The episode is directed by Jonathan Frakes, who demonstrates outstanding skills as a storyteller, keeping the potential tedious script breezy and enjoyable.
• Kelsey Grammer plays Captain Morgan Bateson, the episode’s only real guest star. He of course is famous for playing Frasier Crane in Cheers and its spinoff Frasier. He also played the Beast in X-Men: The Last Stand, and the voice of Stinky Pete in Toy Story 2.
Shout out to the Past:
If the many reports on the internet are to be believed, than there was almost a huge one if a hoped-for cameo by Kirstie Alley as Saavik had come together during the episode’s closing scene. As it was, we didn’t get that, but we did get to see those nifty movie-era uniforms again.
• Well, that’s got to be the all-time classic teaser – the Enterprise and all of our heroes die in a horrific disaster.

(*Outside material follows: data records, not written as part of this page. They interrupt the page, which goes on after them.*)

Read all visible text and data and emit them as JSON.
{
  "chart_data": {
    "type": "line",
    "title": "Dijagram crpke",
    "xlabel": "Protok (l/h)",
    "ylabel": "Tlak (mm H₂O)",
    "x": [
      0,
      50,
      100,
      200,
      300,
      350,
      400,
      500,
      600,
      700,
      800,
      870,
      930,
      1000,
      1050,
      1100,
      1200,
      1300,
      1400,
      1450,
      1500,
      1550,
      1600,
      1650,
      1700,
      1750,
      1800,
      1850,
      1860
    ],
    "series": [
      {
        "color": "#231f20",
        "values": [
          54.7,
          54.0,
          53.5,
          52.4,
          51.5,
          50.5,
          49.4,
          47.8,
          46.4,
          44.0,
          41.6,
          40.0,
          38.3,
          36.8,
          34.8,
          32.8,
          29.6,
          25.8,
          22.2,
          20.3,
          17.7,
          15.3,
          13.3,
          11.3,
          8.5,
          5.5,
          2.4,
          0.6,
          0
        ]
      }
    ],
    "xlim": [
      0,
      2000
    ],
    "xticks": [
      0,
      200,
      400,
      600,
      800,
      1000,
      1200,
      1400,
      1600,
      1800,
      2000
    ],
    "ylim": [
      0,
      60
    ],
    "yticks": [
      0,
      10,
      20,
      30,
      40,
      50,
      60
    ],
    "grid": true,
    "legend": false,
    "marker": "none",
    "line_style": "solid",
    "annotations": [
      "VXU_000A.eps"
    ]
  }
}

• Another poker game, this time with Riker, Data, Worf, and Beverly. Is this the first time Beverly has participated? It’s a cute scene, with her winning. Presumably, she knows Riker is bluffing because of the time loop, suggesting that in the original version of things, she lost. I ask again, what are these guys actually betting with, that makes her so happy to win?

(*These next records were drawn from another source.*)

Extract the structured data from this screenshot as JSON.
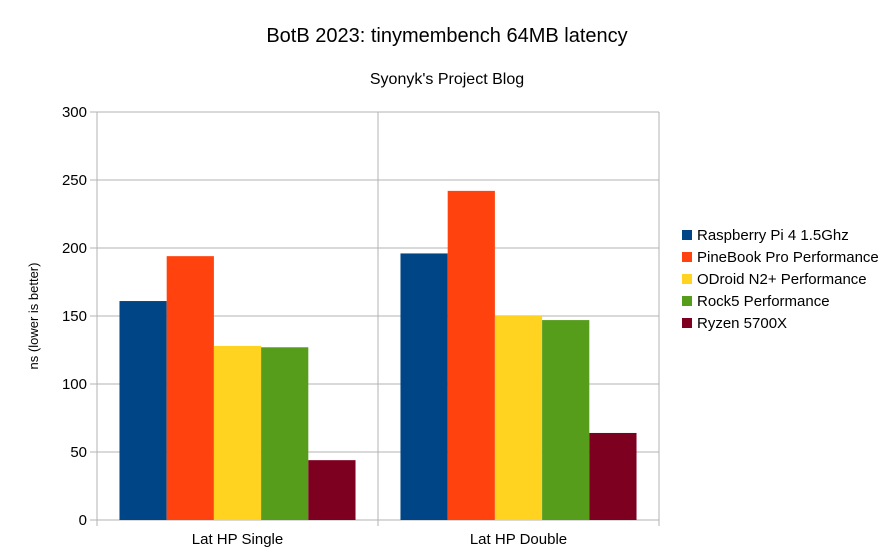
{
  "chart_data": {
    "type": "bar",
    "title": "BotB 2023: tinymembench 64MB latency",
    "subtitle": "Syonyk's Project Blog",
    "xlabel": "",
    "ylabel": "ns (lower is better)",
    "ylim": [
      0,
      300
    ],
    "yticks": [
      0,
      50,
      100,
      150,
      200,
      250,
      300
    ],
    "grid": true,
    "legend_position": "right",
    "categories": [
      "Lat HP Single",
      "Lat HP Double"
    ],
    "series": [
      {
        "name": "Raspberry Pi 4 1.5Ghz",
        "color": "#004586",
        "values": [
          161,
          196
        ]
      },
      {
        "name": "PineBook Pro Performance",
        "color": "#ff420e",
        "values": [
          194,
          242
        ]
      },
      {
        "name": "ODroid N2+ Performance",
        "color": "#ffd320",
        "values": [
          128,
          150
        ]
      },
      {
        "name": "Rock5 Performance",
        "color": "#579d1c",
        "values": [
          127,
          147
        ]
      },
      {
        "name": "Ryzen 5700X",
        "color": "#7e0021",
        "values": [
          44,
          64
        ]
      }
    ]
  }
}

• Beverly has to see Geordi in sickbay? Isn’t there another Doctor who could have looked after him? Maybe there were no doctors on duty, and she was “on call”?
• It’s a good thing that in every timeline, Riker always stands in that same position on the bridge!
• The bit with Beverly moving the glass, but still breaking it, is a very nice directorial touch
• Cute exchange: “I’d like to run an optical diagnostic.” “For an ear infection?”
• The sci-fi repeating events story is a classic one. We’ve seen it on The Twilight Zone, Groundhog Day, Stargate SG-1, and others. But this is the only one that I know about where nobody is aware of what is happening.
• Incidentally, this episode came out a year or so before Groundhog Day. I thought it was the opposite, but I was wrong.
• There’s a cool and interesting shot of the conference table at one point, from above.
• I thought it was strange that Captain Bateman and his crew hadn’t become more aware of what was happening after being in that time loop for 80 years! But then I read a reasonable theory that said that they hadn’t been in a time loop for all that time – instead they had encountered a time distortion that sent them into the future, where they crashed into the Enterprise, causing the time loop. That would mean they’ve only bee in it for the same length of time that the Enterprise was.
• Since the time distortion was localized, it’s possible that the Enterprise might have received some message or communication from Starfleet or whomever that would have alerted them that something strange was happening. It’s even possible that eventually, another Starfleet vessel would have turned up looking for them, alerting them to the fact that they’d been out of communication for weeks or months or whatever!
Dialogue High Point
Years later, the line I most remembered from the show was this one, thanks probably to Worf’s typically strong characterization:
I am experiencing nIb’poH, the feeling I have done this before.